Is The Gambler's arm sound? It appears to be. Look at it this way: It's as sound as Bichette's knee.

Let's hope that Gebhard goes ahead and trades Bichette for some authentic pitching. The remaining Blake Street Bombers will still produce plenty of power, and Rockies fans will get over this particular episode of postpartum depression a lot sooner than they might imagine. Don't worry: The baby boys will grow up. Someday, they'll even make us proud. In the World Series.

In the meantime, leave Vinny Castilla's balls and strikes alone, okay?

Let us give thanks, just for a moment, that the most heroic figure these days in the beclouded sport of boxing is a Reno, Nevada, district judge named Mills Lane. As you know by now, Hizzoner doubles as a fight referee. In the space of just two weeks, it was his unhappy duty to disqualify Mike Tyson in his ear-chomping bout with Evander Holyfield for the WBC heavyweight championship and to disqualify Henry Akinwande for excessive holding and failure to fight in his WBA title fight with Lennox Lewis.

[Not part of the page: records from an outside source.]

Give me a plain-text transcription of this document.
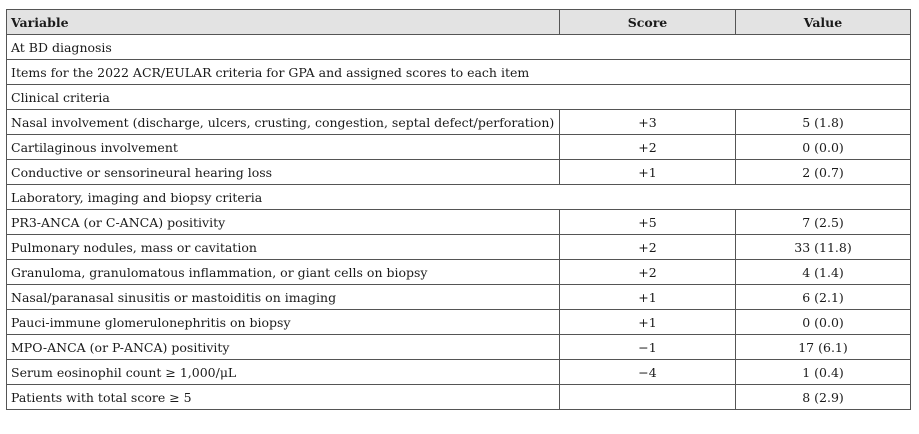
Variable	Score	Value
At BD diagnosis		
Items for the 2022 ACR/EULAR criteria for GPA and assigned scores to each item		
Clinical criteria		
Nasal involvement (discharge, ulcers, crusting, congestion, septal defect/perforation)	+3	5 (1.8)
Cartilaginous involvement	+2	0 (0.0)
Conductive or sensorineural hearing loss	+1	2 (0.7)
Laboratory, imaging and biopsy criteria		
PR3-ANCA (or C-ANCA) positivity	+5	7 (2.5)
Pulmonary nodules, mass or cavitation	+2	33 (11.8)
Granuloma, granulomatous inflammation, or giant cells on biopsy	+2	4 (1.4)
Nasal/paranasal sinusitis or mastoiditis on imaging	+1	6 (2.1)
Pauci-immune glomerulonephritis on biopsy	+1	0 (0.0)
MPO-ANCA (or P-ANCA) positivity	−1	17 (6.1)
Serum eosinophil count ≥ 1,000/μL	−4	1 (0.4)
Patients with total score ≥ 5		8 (2.9)
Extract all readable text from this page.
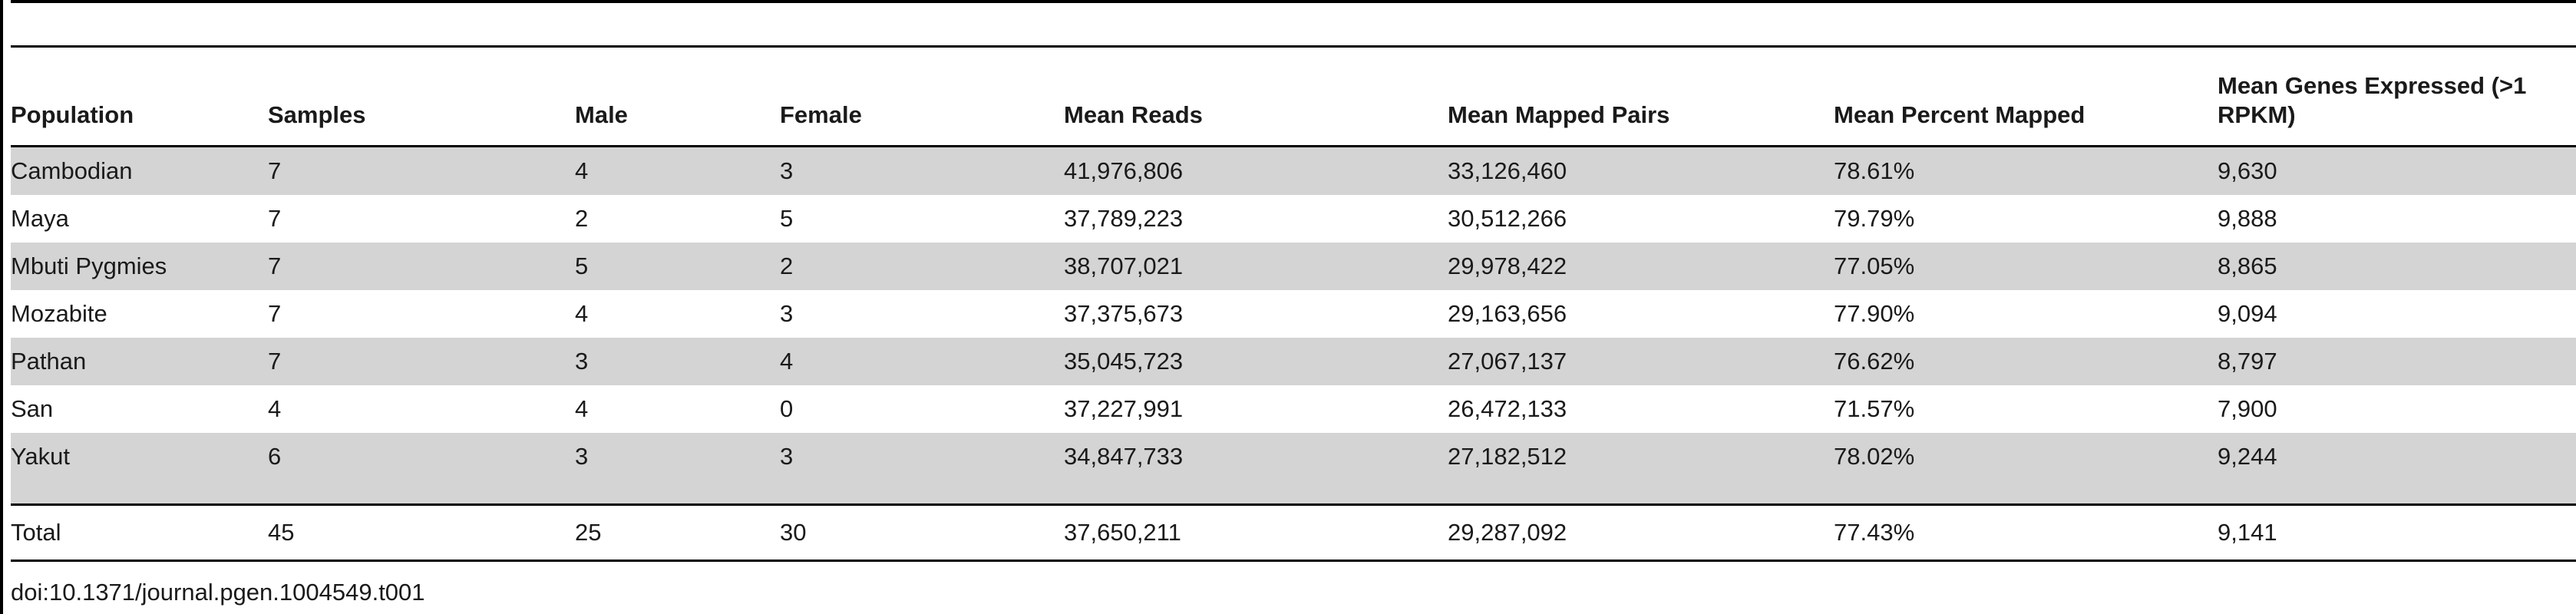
Population	Samples	Male	Female	Mean Reads	Mean Mapped Pairs	Mean Percent Mapped	Mean Genes Expressed (>1 RPKM)
Cambodian	7	4	3	41,976,806	33,126,460	78.61%	9,630
Maya	7	2	5	37,789,223	30,512,266	79.79%	9,888
Mbuti Pygmies	7	5	2	38,707,021	29,978,422	77.05%	8,865
Mozabite	7	4	3	37,375,673	29,163,656	77.90%	9,094
Pathan	7	3	4	35,045,723	27,067,137	76.62%	8,797
San	4	4	0	37,227,991	26,472,133	71.57%	7,900
Yakut	6	3	3	34,847,733	27,182,512	78.02%	9,244

Total	45	25	30	37,650,211	29,287,092	77.43%	9,141
doi:10.1371/journal.pgen.1004549.t001
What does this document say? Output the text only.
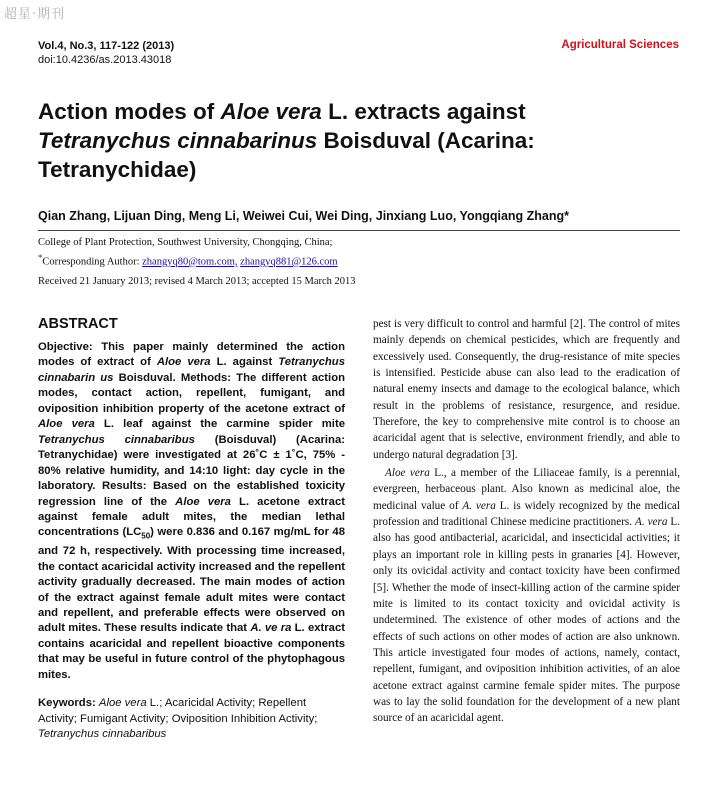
超星·期刊
Vol.4, No.3, 117-122 (2013)
doi:10.4236/as.2013.43018
Agricultural Sciences
Action modes of Aloe vera L. extracts against
Tetranychus cinnabarinus Boisduval (Acarina: Tetranychidae)
Qian Zhang, Lijuan Ding, Meng Li, Weiwei Cui, Wei Ding, Jinxiang Luo, Yongqiang Zhang*
College of Plant Protection, Southwest University, Chongqing, China;
*Corresponding Author: zhangyq80@tom.com, zhangyq881@126.com
Received 21 January 2013; revised 4 March 2013; accepted 15 March 2013
ABSTRACT

Objective: This paper mainly determined the action modes of extract of Aloe vera L. against Tetranychus cinnabarin us Boisduval. Methods: The different action modes, contact action, repellent, fumigant, and oviposition inhibition property of the acetone extract of Aloe vera L. leaf against the carmine spider mite Tetranychus cinnabaribus (Boisduval) (Acarina: Tetranychidae) were investigated at 26˚C ± 1˚C, 75% - 80% relative humidity, and 14:10 light: day cycle in the laboratory. Results: Based on the established toxicity regression line of the Aloe vera L. acetone extract against female adult mites, the median lethal concentrations $(LC_{50})$ were 0.836 and 0.167 mg/mL for 48 and 72 h, respectively. With processing time increased, the contact acaricidal activity increased and the repellent activity gradually decreased. The main modes of action of the extract against female adult mites were contact and repellent, and preferable effects were observed on adult mites. These results indicate that A. ve ra L. extract contains acaricidal and repellent bioactive components that may be useful in future control of the phytophagous mites.

Keywords: Aloe vera L.; Acaricidal Activity; Repellent Activity; Fumigant Activity; Oviposition Inhibition Activity; Tetranychus cinnabaribus

pest is very difficult to control and harmful [2]. The control of mites mainly depends on chemical pesticides, which are frequently and excessively used. Consequently, the drug-resistance of mite species is intensified. Pesticide abuse can also lead to the eradication of natural enemy insects and damage to the ecological balance, which result in the problems of resistance, resurgence, and residue. Therefore, the key to comprehensive mite control is to choose an acaricidal agent that is selective, environment friendly, and able to undergo natural degradation [3].

Aloe vera L., a member of the Liliaceae family, is a perennial, evergreen, herbaceous plant. Also known as medicinal aloe, the medicinal value of A. vera L. is widely recognized by the medical profession and traditional Chinese medicine practitioners. A. vera L. also has good antibacterial, acaricidal, and insecticidal activities; it plays an important role in killing pests in granaries [4]. However, only its ovicidal activity and contact toxicity have been confirmed [5]. Whether the mode of insect-killing action of the carmine spider mite is limited to its contact toxicity and ovicidal activity is undetermined. The existence of other modes of actions and the effects of such actions on other modes of action are also unknown. This article investigated four modes of actions, namely, contact, repellent, fumigant, and oviposition inhibition activities, of an aloe acetone extract against carmine female spider mites. The purpose was to lay the solid foundation for the development of a new plant source of an acaricidal agent.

How unusual was this quiniela? In the last 105 years, there have been just two other heavyweight title disqualifications. (Tell us about those by the count of ten and we'll send you a speed bag and your very own pair of ten-ounce gloves.)

Boxing has become a sewer, so the sordid melodrama of these "fights" comes as no surprise. Still, Mills Lane's decisions are paying an unexpected and welcome dividend. To wit: Don King has been knocked off his throne.

The ex-Cleveland numbers runner, killer and pitchman who has held boxing hostage since he started gouging the purses of Muhammad Ali and Larry Holmes suddenly finds himself fresh out of fighters--and thus scams. His top earner, Tyson, has had his license to box revoked for at least a year and $3 million of his $30 million purse confiscated. His whole foolish career now appears in jeopardy.

Akinwande was King's No. 2 pug; now he, too, has had his purse held up and faces sanctions from the ever-vigilant Nevada State Athletic Commission. King's third most lucrative heavyweight? Why, none other than the illustrious Oliver McCall, who in his fight with Lennox Lewis burst into tears, the apparent victim of a nervous breakdown.

That leaves the depleted King stable with just one big horse, heavyweight Francois Botha, and he has the same chance of winning a title against any decent opponent as the Denver Nuggets have of creaming Chicago for the NBA championship.

To the delight of many onlookers, Don King fell down a short flight of stairs while trying to leave the ring after the July 12 Akinwande debacle and has remained uncharacteristically silent and absent ever since. If we're lucky, King's little stumble will prove to be more than symbolic. Don't you wish Mills Lane, one of boxing's few heroes, had counted him out right there on the steps?